This is a huge commit that refactors the data generator. It removes many of the previous features that didn't quite make sense. The goal of this refactor was to make the data generator capable of representing complex tagsets that have values dependent on each other. It also significantly optimizes things to use far less memory and generate data much faster. Follow on work will update the generation of line protocol to support spaces in tags and their keys, double quotes in strings, and add more examples and documentation.
This adds the ability to specify a tag_set and a collection of tag_pairs to measurements in the data generator. Tag pairs are evaluated once when the generator is created. This avoids re-running handlebars evaluations while generating data for tags that don't change value.
This commit also fixes an issue when printing the generation output to stdout while generating from more than one agent. Previously it would be garbled together.
Follow on PRs will update the tag generation code in measurement specs to be more consistent and optimzised for performance. I'll be removing the restriction of using different options while using tag_set and tag_pairs.
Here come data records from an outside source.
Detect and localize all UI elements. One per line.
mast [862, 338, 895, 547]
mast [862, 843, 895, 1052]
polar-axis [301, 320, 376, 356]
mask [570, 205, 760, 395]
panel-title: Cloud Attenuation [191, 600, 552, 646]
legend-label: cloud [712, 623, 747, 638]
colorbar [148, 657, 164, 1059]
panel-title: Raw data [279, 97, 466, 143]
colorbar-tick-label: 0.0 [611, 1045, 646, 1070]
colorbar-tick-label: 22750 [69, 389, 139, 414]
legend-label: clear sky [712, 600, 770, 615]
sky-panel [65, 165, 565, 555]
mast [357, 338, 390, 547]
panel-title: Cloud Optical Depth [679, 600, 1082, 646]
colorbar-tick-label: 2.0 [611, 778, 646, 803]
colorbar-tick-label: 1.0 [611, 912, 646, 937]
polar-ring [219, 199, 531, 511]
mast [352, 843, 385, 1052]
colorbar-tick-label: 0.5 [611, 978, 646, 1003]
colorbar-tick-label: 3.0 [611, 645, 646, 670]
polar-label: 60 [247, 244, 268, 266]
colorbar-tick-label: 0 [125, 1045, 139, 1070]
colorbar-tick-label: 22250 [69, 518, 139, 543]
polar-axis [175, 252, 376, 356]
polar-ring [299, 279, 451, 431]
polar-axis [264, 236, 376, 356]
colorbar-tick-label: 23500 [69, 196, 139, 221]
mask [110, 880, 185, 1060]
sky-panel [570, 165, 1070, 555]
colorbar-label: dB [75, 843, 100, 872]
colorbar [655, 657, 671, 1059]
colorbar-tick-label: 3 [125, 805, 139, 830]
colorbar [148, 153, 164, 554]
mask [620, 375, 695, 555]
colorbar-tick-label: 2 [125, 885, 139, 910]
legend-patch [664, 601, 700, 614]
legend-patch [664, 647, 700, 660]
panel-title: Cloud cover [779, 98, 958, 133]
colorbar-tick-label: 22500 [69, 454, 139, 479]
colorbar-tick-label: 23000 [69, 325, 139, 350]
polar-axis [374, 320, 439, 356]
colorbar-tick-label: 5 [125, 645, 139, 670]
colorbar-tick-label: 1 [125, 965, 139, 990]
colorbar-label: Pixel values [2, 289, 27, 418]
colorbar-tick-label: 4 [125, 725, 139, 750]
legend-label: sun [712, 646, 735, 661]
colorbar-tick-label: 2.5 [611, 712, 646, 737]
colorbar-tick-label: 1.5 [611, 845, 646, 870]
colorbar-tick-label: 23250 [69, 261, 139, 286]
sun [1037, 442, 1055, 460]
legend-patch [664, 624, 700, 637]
I wanted to get this in first to show the structure of what is output.
This adds the ability to pre-generate values and tag sets in the data generator. This makes it easy to have tags that depend on other tag values (like buckets in an org) and have tag values that have one associated tag (like if something is in production or staging environment). Follow on work will add the actual generation to the agent spec. An added bonus of these pre-generated values is that generating samples won't require any sort of template evaluation for all of the tags in the tag sets. Only unique values (like trace_id or span_id) would need to be generated during sampling generation.